Perhaps one of the more likely explanations for the absence of excess cases of thyroid cancer is that a calculation of case numbers based upon nominal risk coefficients derived for the purposes of radiological protection applied to collective doses obtained by aggregating many small individual doses does not produce realistic estimates of numbers of radiation-related cases of cancer. The assumptions underlying such a calculation do not have firm evidential foundations and estimates derived in this way are spurious (ICRP 2007).
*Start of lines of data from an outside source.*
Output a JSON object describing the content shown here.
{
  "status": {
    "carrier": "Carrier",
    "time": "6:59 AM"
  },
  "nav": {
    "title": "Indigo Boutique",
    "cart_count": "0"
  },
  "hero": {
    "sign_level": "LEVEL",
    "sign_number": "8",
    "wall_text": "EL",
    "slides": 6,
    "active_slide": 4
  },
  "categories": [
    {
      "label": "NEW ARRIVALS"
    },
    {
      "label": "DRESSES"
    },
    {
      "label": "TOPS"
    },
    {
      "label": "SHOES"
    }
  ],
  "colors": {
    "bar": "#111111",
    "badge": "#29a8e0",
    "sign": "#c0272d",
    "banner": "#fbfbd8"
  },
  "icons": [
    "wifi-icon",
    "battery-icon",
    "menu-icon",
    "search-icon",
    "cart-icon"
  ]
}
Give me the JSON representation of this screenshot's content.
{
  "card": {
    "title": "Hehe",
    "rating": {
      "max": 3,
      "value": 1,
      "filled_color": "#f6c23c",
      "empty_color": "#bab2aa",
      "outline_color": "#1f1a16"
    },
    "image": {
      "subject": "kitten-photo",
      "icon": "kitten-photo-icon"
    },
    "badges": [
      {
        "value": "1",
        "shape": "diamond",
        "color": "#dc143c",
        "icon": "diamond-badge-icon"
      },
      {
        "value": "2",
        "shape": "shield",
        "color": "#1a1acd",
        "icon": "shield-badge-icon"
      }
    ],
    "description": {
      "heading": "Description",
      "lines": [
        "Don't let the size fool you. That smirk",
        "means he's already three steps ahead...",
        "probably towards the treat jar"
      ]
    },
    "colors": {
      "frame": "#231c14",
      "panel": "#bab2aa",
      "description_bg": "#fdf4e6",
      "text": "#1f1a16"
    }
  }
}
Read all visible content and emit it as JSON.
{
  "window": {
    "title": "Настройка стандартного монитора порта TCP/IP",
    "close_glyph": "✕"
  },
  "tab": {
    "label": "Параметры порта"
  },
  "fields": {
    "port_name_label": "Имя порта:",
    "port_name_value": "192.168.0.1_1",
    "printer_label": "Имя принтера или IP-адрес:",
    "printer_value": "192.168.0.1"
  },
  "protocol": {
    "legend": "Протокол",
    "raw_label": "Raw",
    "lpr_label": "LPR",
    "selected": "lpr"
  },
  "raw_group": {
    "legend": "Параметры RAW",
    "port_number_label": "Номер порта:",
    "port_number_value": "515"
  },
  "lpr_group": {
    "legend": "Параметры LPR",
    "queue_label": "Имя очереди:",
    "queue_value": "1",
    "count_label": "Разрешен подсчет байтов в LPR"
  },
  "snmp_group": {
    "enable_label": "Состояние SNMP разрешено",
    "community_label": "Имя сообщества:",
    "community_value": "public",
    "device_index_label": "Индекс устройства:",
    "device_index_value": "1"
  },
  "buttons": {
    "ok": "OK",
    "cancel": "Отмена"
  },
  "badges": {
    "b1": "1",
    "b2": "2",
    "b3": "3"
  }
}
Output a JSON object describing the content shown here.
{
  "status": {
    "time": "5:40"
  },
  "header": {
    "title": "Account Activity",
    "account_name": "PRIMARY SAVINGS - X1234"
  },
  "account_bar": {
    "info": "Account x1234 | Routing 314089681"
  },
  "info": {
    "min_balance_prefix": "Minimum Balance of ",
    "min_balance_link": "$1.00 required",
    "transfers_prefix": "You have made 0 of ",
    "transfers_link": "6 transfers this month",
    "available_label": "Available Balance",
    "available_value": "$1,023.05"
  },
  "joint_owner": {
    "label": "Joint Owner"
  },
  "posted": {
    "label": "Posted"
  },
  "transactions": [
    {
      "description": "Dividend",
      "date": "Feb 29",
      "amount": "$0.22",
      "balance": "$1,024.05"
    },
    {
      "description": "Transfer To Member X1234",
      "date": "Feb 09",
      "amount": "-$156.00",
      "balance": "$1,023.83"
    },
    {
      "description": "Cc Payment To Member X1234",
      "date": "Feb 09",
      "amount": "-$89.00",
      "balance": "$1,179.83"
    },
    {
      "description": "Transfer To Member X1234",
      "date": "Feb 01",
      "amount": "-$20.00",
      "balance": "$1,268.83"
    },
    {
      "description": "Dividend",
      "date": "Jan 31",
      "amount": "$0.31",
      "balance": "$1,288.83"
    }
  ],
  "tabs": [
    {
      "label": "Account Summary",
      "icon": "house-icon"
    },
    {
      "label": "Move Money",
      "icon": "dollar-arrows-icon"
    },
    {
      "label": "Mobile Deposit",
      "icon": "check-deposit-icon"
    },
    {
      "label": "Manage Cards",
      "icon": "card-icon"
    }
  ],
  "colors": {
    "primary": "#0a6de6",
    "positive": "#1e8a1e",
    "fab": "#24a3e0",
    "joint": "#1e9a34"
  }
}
The present study adds to the evidence base relating radiation exposure of the thyroid to the risk of thyroid cancer, specifically, the risk from low and moderate intakes of 131I by children. This is relevant to those areas contaminated with 131I released from the Fukushima Dai-ichi nuclear reactors in Japan during the accident in March 2011. Protective measures limited the thyroid doses assessed to have been received by the most exposed children (UNSCEAR 2022) and the findings of this and other studies encourage confidence in the validity of the conclusion of UNSCEAR (2022) that increased thyroid cancer risks will be small and unlikely to be detectable.